SYDNEY, Australia (JTA) — Former Israeli lawmaker Naomi Chazan’s visit to Australia was canceled following allegations that the organization she heads helped provide information for the Goldstone report.
Chazan, president of the New Israel Fund, was invited by the Union for Progressive Judaism — the Australian equivalent of the Reform movement — to address fund-raisers next week for the United Israel Appeal in Melbourne and Sydney .
But her invitation was withdrawn this week following a maelstrom over allegations by the student organization Im Tirzu that NIF had disbursed more than $7 million to 16 NGOs that had provided 92 percent of the negative information contained in the controversial United Nations report on last winter’s Gaza war.
Dr. Danny Lamm, president of the Zionist Council of Victoria, which withdrew its decision to co-host Chazan at a function in Melbourne this weekend, told The Age newspaper that “Organizations that they have funded have done damage to Israel, and as a consequence we don’t want to have anything to with the New Israel Fund.”
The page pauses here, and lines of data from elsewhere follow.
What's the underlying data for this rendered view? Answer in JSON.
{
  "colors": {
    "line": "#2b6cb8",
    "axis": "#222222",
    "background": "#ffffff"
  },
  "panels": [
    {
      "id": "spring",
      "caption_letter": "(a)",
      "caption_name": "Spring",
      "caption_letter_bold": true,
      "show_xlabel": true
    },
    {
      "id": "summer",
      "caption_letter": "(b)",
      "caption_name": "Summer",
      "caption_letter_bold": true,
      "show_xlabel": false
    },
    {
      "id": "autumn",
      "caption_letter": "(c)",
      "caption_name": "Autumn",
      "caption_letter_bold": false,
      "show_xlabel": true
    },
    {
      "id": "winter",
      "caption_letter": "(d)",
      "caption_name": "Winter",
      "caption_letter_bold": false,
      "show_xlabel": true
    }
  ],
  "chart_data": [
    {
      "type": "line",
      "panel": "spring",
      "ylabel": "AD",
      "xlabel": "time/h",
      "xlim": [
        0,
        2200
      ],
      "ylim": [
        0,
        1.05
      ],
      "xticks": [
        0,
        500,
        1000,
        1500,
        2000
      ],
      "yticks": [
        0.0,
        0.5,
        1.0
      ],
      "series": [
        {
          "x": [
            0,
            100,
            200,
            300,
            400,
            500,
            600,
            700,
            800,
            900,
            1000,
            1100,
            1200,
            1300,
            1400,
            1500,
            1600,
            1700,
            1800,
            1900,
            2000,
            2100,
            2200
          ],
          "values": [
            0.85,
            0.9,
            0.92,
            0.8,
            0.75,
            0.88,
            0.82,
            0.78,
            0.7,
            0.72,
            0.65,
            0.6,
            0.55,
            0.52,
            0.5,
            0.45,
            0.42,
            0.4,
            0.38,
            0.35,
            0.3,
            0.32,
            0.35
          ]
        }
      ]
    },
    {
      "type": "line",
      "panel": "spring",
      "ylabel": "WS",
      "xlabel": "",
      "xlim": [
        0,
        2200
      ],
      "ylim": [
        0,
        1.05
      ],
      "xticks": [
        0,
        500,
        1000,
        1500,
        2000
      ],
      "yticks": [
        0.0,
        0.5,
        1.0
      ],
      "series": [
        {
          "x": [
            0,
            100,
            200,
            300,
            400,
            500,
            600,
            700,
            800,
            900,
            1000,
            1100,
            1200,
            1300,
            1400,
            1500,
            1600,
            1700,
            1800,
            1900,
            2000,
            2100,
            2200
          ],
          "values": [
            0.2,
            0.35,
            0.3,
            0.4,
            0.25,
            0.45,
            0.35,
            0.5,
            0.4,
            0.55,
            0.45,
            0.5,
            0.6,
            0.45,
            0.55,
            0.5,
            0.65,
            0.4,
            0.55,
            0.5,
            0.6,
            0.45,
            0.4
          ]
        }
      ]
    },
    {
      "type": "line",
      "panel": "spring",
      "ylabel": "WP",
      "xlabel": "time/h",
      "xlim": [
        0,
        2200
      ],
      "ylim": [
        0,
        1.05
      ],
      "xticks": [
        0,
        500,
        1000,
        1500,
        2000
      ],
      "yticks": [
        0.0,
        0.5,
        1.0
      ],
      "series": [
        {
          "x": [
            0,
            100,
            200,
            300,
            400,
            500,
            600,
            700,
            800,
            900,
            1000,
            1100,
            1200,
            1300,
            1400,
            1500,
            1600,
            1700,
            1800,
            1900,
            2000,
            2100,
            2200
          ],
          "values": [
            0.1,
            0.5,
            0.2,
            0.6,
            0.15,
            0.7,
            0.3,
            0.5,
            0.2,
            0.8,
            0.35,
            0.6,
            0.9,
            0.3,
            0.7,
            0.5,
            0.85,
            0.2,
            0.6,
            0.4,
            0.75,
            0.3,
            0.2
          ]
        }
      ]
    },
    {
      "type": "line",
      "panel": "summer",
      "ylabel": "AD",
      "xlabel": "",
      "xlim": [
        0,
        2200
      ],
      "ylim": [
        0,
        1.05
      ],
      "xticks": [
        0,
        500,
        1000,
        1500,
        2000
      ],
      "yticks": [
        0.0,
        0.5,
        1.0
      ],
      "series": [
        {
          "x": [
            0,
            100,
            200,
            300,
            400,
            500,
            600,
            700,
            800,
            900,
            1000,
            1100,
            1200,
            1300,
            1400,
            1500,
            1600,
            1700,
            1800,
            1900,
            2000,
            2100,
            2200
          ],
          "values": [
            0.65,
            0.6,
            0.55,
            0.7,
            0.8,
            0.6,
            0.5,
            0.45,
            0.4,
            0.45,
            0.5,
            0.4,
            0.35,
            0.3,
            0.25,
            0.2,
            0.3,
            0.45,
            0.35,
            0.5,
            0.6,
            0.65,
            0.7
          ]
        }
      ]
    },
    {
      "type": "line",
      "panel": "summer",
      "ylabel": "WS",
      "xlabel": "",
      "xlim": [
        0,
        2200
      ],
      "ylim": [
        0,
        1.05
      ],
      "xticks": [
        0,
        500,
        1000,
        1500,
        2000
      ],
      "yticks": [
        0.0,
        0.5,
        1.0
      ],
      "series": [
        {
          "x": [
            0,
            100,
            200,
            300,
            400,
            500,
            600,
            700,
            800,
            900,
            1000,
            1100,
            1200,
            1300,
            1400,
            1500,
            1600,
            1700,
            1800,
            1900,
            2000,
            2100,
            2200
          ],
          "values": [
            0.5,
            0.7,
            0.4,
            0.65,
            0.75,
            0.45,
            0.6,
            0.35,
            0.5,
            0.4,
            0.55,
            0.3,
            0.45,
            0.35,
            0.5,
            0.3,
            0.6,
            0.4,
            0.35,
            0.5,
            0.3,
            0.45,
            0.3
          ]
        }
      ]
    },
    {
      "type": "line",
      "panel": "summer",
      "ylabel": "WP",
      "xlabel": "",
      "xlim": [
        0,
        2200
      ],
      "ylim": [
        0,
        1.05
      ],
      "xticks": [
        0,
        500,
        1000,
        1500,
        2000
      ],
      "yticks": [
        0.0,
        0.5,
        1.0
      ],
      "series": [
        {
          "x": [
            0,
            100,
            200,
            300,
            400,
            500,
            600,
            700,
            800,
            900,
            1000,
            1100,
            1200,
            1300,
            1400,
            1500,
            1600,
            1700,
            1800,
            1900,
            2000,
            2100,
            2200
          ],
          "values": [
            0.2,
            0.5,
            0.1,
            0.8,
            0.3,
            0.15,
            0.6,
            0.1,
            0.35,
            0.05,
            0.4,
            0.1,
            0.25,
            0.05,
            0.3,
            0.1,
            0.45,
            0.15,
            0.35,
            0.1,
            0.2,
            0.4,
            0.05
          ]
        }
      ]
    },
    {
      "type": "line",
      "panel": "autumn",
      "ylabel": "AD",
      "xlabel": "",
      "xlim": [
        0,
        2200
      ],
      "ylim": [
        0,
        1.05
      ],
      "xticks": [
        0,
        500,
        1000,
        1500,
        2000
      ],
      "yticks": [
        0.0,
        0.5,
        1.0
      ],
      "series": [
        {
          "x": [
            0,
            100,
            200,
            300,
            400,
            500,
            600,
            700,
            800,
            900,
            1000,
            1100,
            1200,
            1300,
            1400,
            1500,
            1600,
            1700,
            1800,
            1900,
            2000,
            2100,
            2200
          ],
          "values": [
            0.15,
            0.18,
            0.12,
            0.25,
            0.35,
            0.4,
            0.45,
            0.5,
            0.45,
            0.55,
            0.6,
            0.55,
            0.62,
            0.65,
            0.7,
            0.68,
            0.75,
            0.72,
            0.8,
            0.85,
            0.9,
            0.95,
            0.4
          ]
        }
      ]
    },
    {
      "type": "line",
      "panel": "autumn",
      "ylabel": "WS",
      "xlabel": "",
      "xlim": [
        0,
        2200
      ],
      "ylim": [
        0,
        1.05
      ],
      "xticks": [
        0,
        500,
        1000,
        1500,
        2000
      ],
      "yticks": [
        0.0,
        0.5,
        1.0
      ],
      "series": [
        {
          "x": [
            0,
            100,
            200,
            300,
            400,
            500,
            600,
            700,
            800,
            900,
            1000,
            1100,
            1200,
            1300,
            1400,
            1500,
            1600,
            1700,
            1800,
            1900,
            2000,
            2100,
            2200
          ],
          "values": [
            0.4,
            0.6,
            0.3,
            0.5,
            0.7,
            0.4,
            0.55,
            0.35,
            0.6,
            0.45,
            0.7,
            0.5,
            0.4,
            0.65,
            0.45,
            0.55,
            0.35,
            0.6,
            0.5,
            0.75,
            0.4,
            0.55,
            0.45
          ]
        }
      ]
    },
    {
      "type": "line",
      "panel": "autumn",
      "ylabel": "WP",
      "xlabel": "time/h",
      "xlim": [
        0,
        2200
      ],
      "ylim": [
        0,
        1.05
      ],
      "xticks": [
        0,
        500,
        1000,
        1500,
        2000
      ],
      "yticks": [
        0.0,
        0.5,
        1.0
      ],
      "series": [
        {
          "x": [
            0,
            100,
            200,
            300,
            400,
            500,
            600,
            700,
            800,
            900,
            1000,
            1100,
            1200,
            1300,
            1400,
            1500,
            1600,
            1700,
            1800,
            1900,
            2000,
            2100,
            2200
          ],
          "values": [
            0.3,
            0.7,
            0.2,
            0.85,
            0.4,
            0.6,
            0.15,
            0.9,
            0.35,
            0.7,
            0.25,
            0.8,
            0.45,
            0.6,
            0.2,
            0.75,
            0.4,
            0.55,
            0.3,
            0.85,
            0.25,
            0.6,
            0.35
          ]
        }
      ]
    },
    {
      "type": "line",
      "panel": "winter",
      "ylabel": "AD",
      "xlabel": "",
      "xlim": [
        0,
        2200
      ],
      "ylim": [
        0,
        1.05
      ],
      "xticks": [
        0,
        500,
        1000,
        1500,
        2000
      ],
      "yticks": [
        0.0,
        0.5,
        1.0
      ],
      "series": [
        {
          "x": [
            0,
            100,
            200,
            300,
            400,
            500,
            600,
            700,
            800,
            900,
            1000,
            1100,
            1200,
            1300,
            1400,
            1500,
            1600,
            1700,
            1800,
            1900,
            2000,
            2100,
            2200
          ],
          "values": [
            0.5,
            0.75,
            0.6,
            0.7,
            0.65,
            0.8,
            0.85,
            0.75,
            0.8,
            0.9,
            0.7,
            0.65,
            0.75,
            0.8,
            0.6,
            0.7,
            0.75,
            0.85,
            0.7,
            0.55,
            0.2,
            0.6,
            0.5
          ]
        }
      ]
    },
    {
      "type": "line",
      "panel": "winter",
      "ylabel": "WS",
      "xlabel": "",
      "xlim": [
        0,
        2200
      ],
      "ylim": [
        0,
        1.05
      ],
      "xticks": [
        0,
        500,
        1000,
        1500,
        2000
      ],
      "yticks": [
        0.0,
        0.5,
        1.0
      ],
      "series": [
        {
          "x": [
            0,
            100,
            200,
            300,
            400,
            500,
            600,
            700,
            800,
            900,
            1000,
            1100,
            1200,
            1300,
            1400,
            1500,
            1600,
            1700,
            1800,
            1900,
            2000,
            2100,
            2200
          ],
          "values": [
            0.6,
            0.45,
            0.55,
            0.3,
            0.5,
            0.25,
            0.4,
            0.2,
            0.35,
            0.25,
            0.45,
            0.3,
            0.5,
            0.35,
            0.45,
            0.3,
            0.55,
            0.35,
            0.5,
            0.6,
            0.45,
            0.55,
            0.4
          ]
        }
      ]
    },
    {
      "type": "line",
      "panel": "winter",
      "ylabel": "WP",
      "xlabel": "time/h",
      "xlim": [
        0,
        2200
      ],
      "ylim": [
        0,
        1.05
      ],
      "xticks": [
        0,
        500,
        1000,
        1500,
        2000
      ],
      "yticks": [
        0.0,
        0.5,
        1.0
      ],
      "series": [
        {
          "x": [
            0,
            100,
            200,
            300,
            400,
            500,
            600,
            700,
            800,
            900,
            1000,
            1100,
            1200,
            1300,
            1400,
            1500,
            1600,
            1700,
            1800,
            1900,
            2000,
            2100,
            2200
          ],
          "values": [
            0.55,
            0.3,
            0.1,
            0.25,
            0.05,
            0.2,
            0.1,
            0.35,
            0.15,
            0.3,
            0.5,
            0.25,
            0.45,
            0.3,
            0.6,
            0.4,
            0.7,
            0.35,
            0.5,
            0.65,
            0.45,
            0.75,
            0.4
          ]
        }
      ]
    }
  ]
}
Steve Denenberg of the Union for Progressive Judaism said that “As soon it had become obvious that the focus of her visit would be diverted from the original purpose of raising funds for Israel, we had no choice but to mutually cancel the visit.”
The New Israel Fund’s CEO, Daniel Sokatch, slammed the “baseless allegations” of Im Tirzu, telling The Jerusalem Post that they were “the worst kind of vicious hate speech.”
“I’m very disappointed that the [UPJ] has decided to bow to extreme and unfounded right-wing accusations," Chazan said. "They are capitulating to ideas that are antithetical to the essential worldview of their movements.”
Chazan was a member of Knesset with the left-wing Meretz Party between 1992 and 2003.